Question
I am not from a statistics background I came across the following corollary of Hoeffding’s Inequality and couldn't find the derivation or proof for it so that could anyone please share some reference of proof or just prove it here?
Hoeffding’s Inequality
Let $Y_1, Y_2, \cdots, Y_n$ be i.i.d. observations such that $\mathbb{E}(Y_i) = \mu$ and $a \leq Y_i \leq b$. Then for any $\epsilon > 0$; $$ \mathbb{P}( | \bar{Y_n} - \mu | \geq \epsilon) \leq 2 e^{-2 n \epsilon^2 / (b - a)^2} $$
Corollary of Hoeffding’s Inequality
Let $Y_1, Y_2, \cdots, Y_n$ are independent with $\mathbb{P}( a \leq Y_i \leq b ) = 1$ and common mean $\mu$, then, with probability at least $1 - \delta$,
$$ | \bar{Y_n} - \mu | \leq \sqrt{ \frac{c}{2n} \log{(\frac{2}{\delta})}} $$
References
- Theorem 6 and Corollary 7 in this pdf
Notice that the inequality below states that you can upper bound the two-sided tail probability that the sample mean $\bar{Y}$ deviates from the theoretical mean $\mu$ by more than $\epsilon$ in terms of some exponential function.
$$\mathbb{P}( | \bar{Y_n} - \mu | \geq \epsilon) \leq 2 e^{-2 n \epsilon^2 / (b - a)^2}.$$
Via complementary events, that this means that
$$\mathbb{P}( | \bar{Y_n} - \mu | \leq \epsilon) \geq 1 - 2 e^{-2 n \epsilon^2 / (b - a)^2}.$$
We now want to set the right hand side equal to $(1 - \delta)$ and request the value of $\epsilon = \epsilon(\delta)$ that will make the above hold.
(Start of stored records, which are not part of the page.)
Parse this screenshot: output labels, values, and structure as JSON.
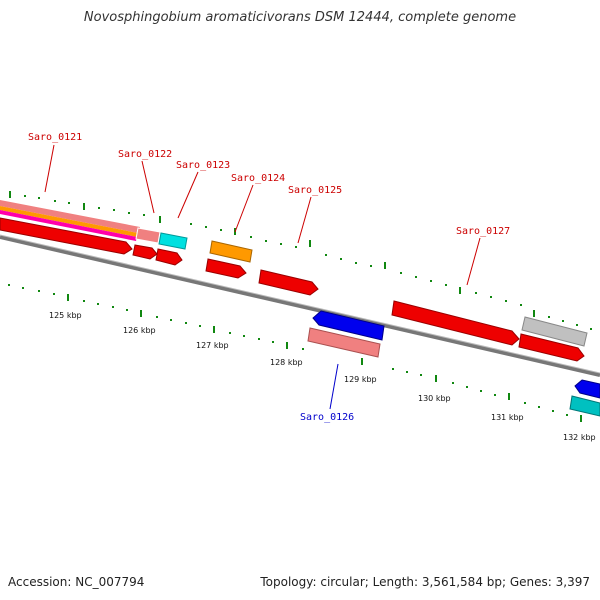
{
  "title": "Novosphingobium aromaticivorans DSM 12444, complete genome",
  "accession": "Accession: NC_007794",
  "topology": "Topology: circular; Length: 3,561,584 bp; Genes: 3,397",
  "kbp_labels": [
    "125 kbp",
    "126 kbp",
    "127 kbp",
    "128 kbp",
    "129 kbp",
    "130 kbp",
    "131 kbp",
    "132 kbp"
  ],
  "gene_labels": [
    "Saro_0121",
    "Saro_0122",
    "Saro_0123",
    "Saro_0124",
    "Saro_0125",
    "Saro_0126",
    "Saro_0127"
  ],
  "colors": {
    "forward_label": "#cc0000",
    "reverse_label": "#0000cc",
    "tick": "#118811",
    "backbone": "#777777",
    "red": "#ee0000",
    "salmon": "#f08080",
    "cyan": "#00e0e0",
    "orange": "#ff9900",
    "blue": "#0000ee",
    "gray": "#c0c0c0",
    "teal": "#00c0c0",
    "magenta": "#ff00aa"
  }
}
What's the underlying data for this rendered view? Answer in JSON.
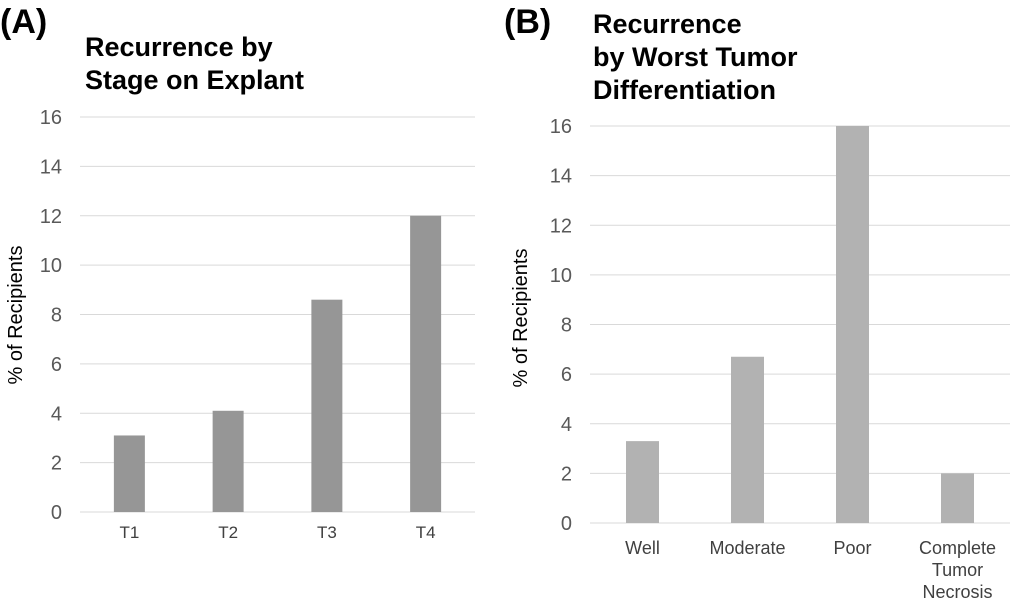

So setting
$$\delta:= 2 e^{-2 n \epsilon^2 / (b - a)^2},$$
and solving for $\epsilon$, we have
$$\log \left( \frac{\delta}{2} \right) = \left( \frac{-2n\epsilon^2}{(b-a)^2} \right) \implies \epsilon = \sqrt{ \frac{c}{2n} \log{\left(\frac{2}{\delta} \right)}}$$
where $c = (b-a)^2$. This gives the result
$$\mathbb{P} \left( | \bar{Y_n} - \mu | \leq \sqrt{ \frac{c}{2n} \log{\left(\frac{2}{\delta} \right)}} \right) \geq 1 - \delta.$$
In statistical learning theory, $\epsilon$ is often interpreted as accuracy and $1 - \delta$ referred to as confidence.